Campus controversies
A comment using the term "nigger" made by studio art professor Aida Laleian to studio art professor Laylah Ali '90 at a department meeting in Spring 2004 was the spark for a number of events of campus-wide publicity and importance that, together, are probably rightly called a scandal.
The incident was first drawn to students' attention by an email from President Morton Owen Schapiro, containing a preface announcing the beginning of what would be called the Diversity Initiatives, delivered a communication from then Acting Dean of Faculty, Bill Lenhart. Lenhart's text stated that a professor had
raised a concern about the status of her own field of professional work relative to the fields of the others. At one point, she made a heated statement to the effect that she did not want her field to be "used as a nigger." (email to williams-students from Schapiro, Sep 10 2004)
Lenhart stated that he had investigated the incident and imposed sanctions on the offending professor, whose identity was announced to the community in an email from Lenhart on the 23rd.

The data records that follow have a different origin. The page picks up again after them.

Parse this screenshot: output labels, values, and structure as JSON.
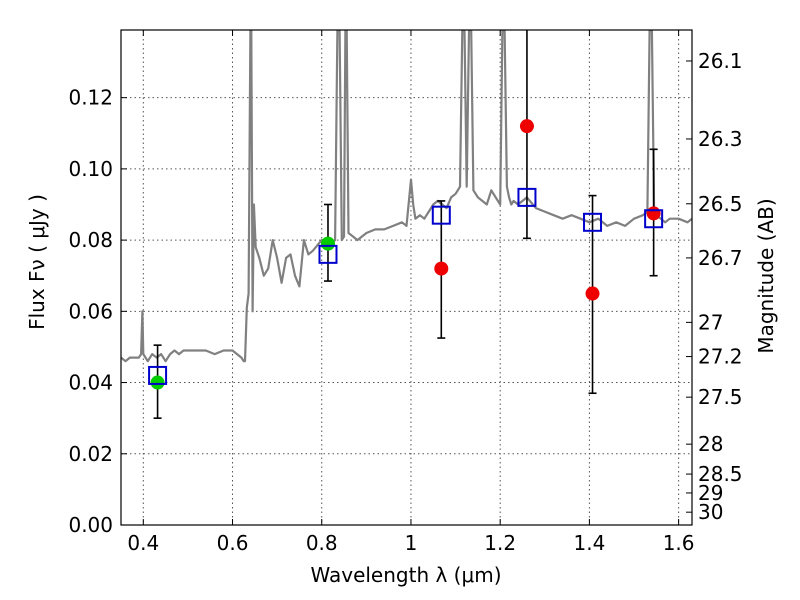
{
  "chart_data": {
    "type": "scatter",
    "xlabel": "Wavelength  λ (μm)",
    "ylabel": "Flux  Fν  ( μJy )",
    "ylabel_right": "Magnitude (AB)",
    "xlim": [
      0.35,
      1.63
    ],
    "ylim": [
      0.0,
      0.139
    ],
    "grid": true,
    "x_ticks": [
      0.4,
      0.6,
      0.8,
      1.0,
      1.2,
      1.4,
      1.6
    ],
    "x_tick_labels": [
      "0.4",
      "0.6",
      "0.8",
      "1",
      "1.2",
      "1.4",
      "1.6"
    ],
    "y_ticks": [
      0.0,
      0.02,
      0.04,
      0.06,
      0.08,
      0.1,
      0.12
    ],
    "y_tick_labels": [
      "0.00",
      "0.02",
      "0.04",
      "0.06",
      "0.08",
      "0.10",
      "0.12"
    ],
    "right_ticks": [
      {
        "label": "26.1",
        "flux": 0.1303
      },
      {
        "label": "26.3",
        "flux": 0.1084
      },
      {
        "label": "26.5",
        "flux": 0.0902
      },
      {
        "label": "26.7",
        "flux": 0.075
      },
      {
        "label": "27",
        "flux": 0.0569
      },
      {
        "label": "27.2",
        "flux": 0.0473
      },
      {
        "label": "27.5",
        "flux": 0.0359
      },
      {
        "label": "28",
        "flux": 0.0227
      },
      {
        "label": "28.5",
        "flux": 0.0143
      },
      {
        "label": "29",
        "flux": 0.009
      },
      {
        "label": "30",
        "flux": 0.0036
      }
    ],
    "series": [
      {
        "kind": "line",
        "color": "#808080",
        "x": [
          0.35,
          0.36,
          0.37,
          0.38,
          0.39,
          0.395,
          0.398,
          0.4,
          0.41,
          0.42,
          0.43,
          0.44,
          0.45,
          0.46,
          0.47,
          0.48,
          0.49,
          0.5,
          0.52,
          0.54,
          0.56,
          0.58,
          0.6,
          0.62,
          0.625,
          0.628,
          0.632,
          0.636,
          0.64,
          0.642,
          0.645,
          0.648,
          0.652,
          0.66,
          0.67,
          0.68,
          0.69,
          0.7,
          0.71,
          0.72,
          0.73,
          0.74,
          0.75,
          0.76,
          0.77,
          0.78,
          0.8,
          0.81,
          0.82,
          0.83,
          0.835,
          0.84,
          0.845,
          0.85,
          0.853,
          0.856,
          0.86,
          0.87,
          0.88,
          0.9,
          0.92,
          0.94,
          0.96,
          0.98,
          0.99,
          1.0,
          1.005,
          1.01,
          1.02,
          1.03,
          1.04,
          1.05,
          1.06,
          1.07,
          1.08,
          1.09,
          1.1,
          1.11,
          1.115,
          1.12,
          1.125,
          1.13,
          1.135,
          1.14,
          1.15,
          1.16,
          1.17,
          1.18,
          1.19,
          1.2,
          1.205,
          1.21,
          1.215,
          1.22,
          1.225,
          1.23,
          1.24,
          1.26,
          1.28,
          1.3,
          1.32,
          1.34,
          1.36,
          1.38,
          1.4,
          1.42,
          1.44,
          1.46,
          1.48,
          1.5,
          1.52,
          1.53,
          1.535,
          1.54,
          1.545,
          1.55,
          1.56,
          1.57,
          1.58,
          1.6,
          1.62,
          1.63
        ],
        "y": [
          0.047,
          0.046,
          0.047,
          0.047,
          0.047,
          0.048,
          0.06,
          0.048,
          0.046,
          0.048,
          0.047,
          0.048,
          0.046,
          0.048,
          0.049,
          0.048,
          0.049,
          0.049,
          0.049,
          0.049,
          0.048,
          0.049,
          0.049,
          0.047,
          0.046,
          0.046,
          0.061,
          0.065,
          0.139,
          0.139,
          0.06,
          0.09,
          0.078,
          0.075,
          0.07,
          0.072,
          0.08,
          0.075,
          0.068,
          0.075,
          0.076,
          0.07,
          0.067,
          0.08,
          0.076,
          0.077,
          0.08,
          0.08,
          0.079,
          0.08,
          0.139,
          0.139,
          0.08,
          0.081,
          0.139,
          0.139,
          0.082,
          0.081,
          0.08,
          0.082,
          0.083,
          0.083,
          0.084,
          0.085,
          0.084,
          0.097,
          0.09,
          0.086,
          0.087,
          0.086,
          0.088,
          0.09,
          0.091,
          0.09,
          0.089,
          0.092,
          0.093,
          0.095,
          0.139,
          0.139,
          0.095,
          0.139,
          0.139,
          0.094,
          0.092,
          0.091,
          0.09,
          0.094,
          0.092,
          0.09,
          0.139,
          0.139,
          0.095,
          0.092,
          0.09,
          0.091,
          0.09,
          0.092,
          0.089,
          0.088,
          0.087,
          0.086,
          0.087,
          0.086,
          0.085,
          0.086,
          0.084,
          0.085,
          0.084,
          0.086,
          0.087,
          0.088,
          0.139,
          0.139,
          0.088,
          0.087,
          0.086,
          0.085,
          0.086,
          0.086,
          0.085,
          0.086
        ]
      },
      {
        "kind": "points",
        "marker": "square",
        "color": "#0000cc",
        "x": [
          0.432,
          0.814,
          1.068,
          1.26,
          1.407,
          1.544
        ],
        "y": [
          0.042,
          0.076,
          0.087,
          0.092,
          0.085,
          0.086
        ]
      },
      {
        "kind": "points",
        "marker": "circle",
        "color": "#00cc00",
        "x": [
          0.432,
          0.814
        ],
        "y": [
          0.04,
          0.079
        ]
      },
      {
        "kind": "points",
        "marker": "circle",
        "color": "#ee0000",
        "x": [
          1.068,
          1.26,
          1.407,
          1.544
        ],
        "y": [
          0.072,
          0.112,
          0.065,
          0.0875
        ]
      },
      {
        "kind": "errorbars",
        "color": "#000000",
        "x": [
          0.432,
          0.814,
          1.068,
          1.26,
          1.407,
          1.544
        ],
        "y_low": [
          0.03,
          0.0685,
          0.0525,
          0.0805,
          0.037,
          0.07
        ],
        "y_high": [
          0.0505,
          0.09,
          0.091,
          0.14,
          0.0925,
          0.1055
        ]
      }
    ]
  }
}
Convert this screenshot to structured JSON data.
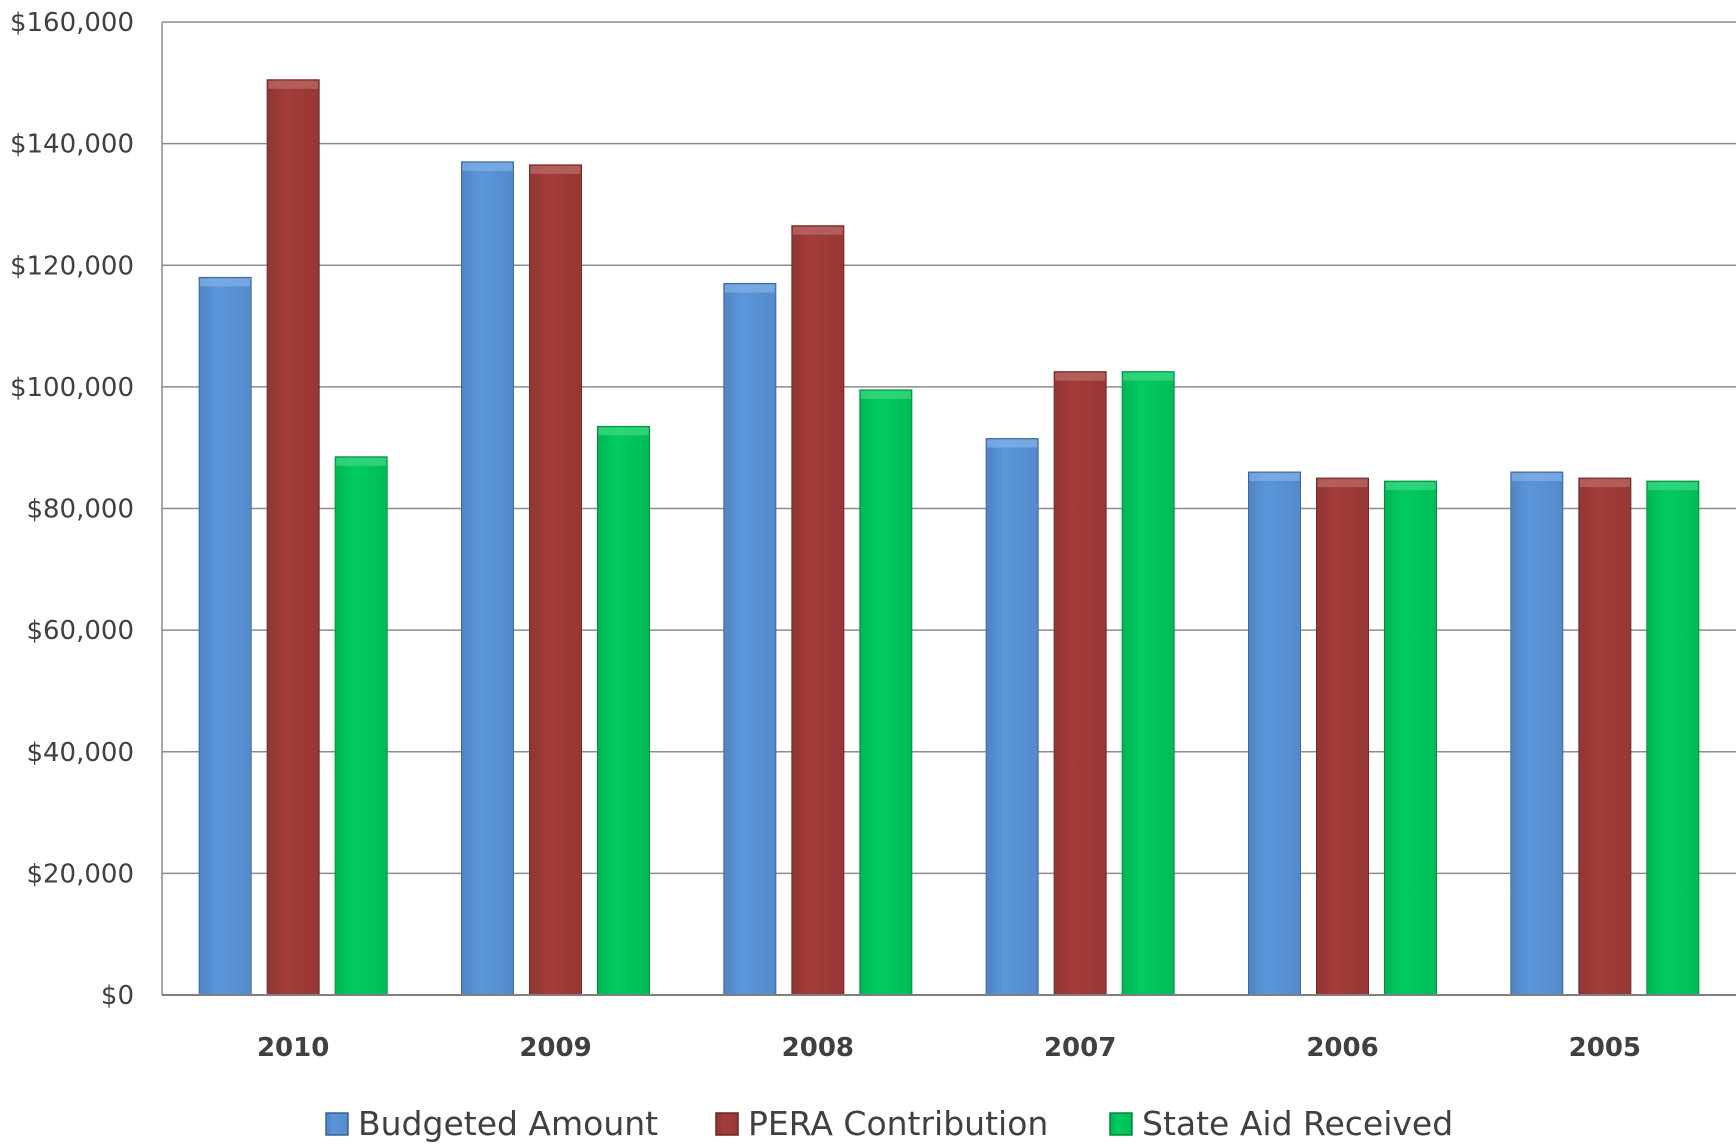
{
  "chart_data": {
    "type": "bar",
    "categories": [
      "2010",
      "2009",
      "2008",
      "2007",
      "2006",
      "2005"
    ],
    "series": [
      {
        "name": "Budgeted Amount",
        "color": "#5B96DC",
        "values": [
          118000,
          137000,
          117000,
          91500,
          86000,
          86000
        ]
      },
      {
        "name": "PERA Contribution",
        "color": "#A43C3A",
        "values": [
          150500,
          136500,
          126500,
          102500,
          85000,
          85000
        ]
      },
      {
        "name": "State Aid Received",
        "color": "#00CC5E",
        "values": [
          88500,
          93500,
          99500,
          102500,
          84500,
          84500
        ]
      }
    ],
    "ylim": [
      0,
      160000
    ],
    "y_ticks": [
      0,
      20000,
      40000,
      60000,
      80000,
      100000,
      120000,
      140000,
      160000
    ],
    "y_tick_labels": [
      "$0",
      "$20,000",
      "$40,000",
      "$60,000",
      "$80,000",
      "$100,000",
      "$120,000",
      "$140,000",
      "$160,000"
    ],
    "grid": true,
    "legend_position": "bottom"
  }
}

He announced then as well that a discrimination grievance had been filed. On November 1st, the public portion of the proceedings were officially concluded in two emails from Laleian, one to Ali and one to the community at large.
The event generated a high volume of public discussion of the incident and more generally of issues of tolerance and diversity at Williams. The Committee on Community and Diversity, the Multicultural Center, and the office of Human Resources were formally asked by Schapiro to contribute guidance to wise development from the matter. Informally, discussion was widespread among students at the event's outset, most publicly in The Record, on WSO blogs and Ephblog.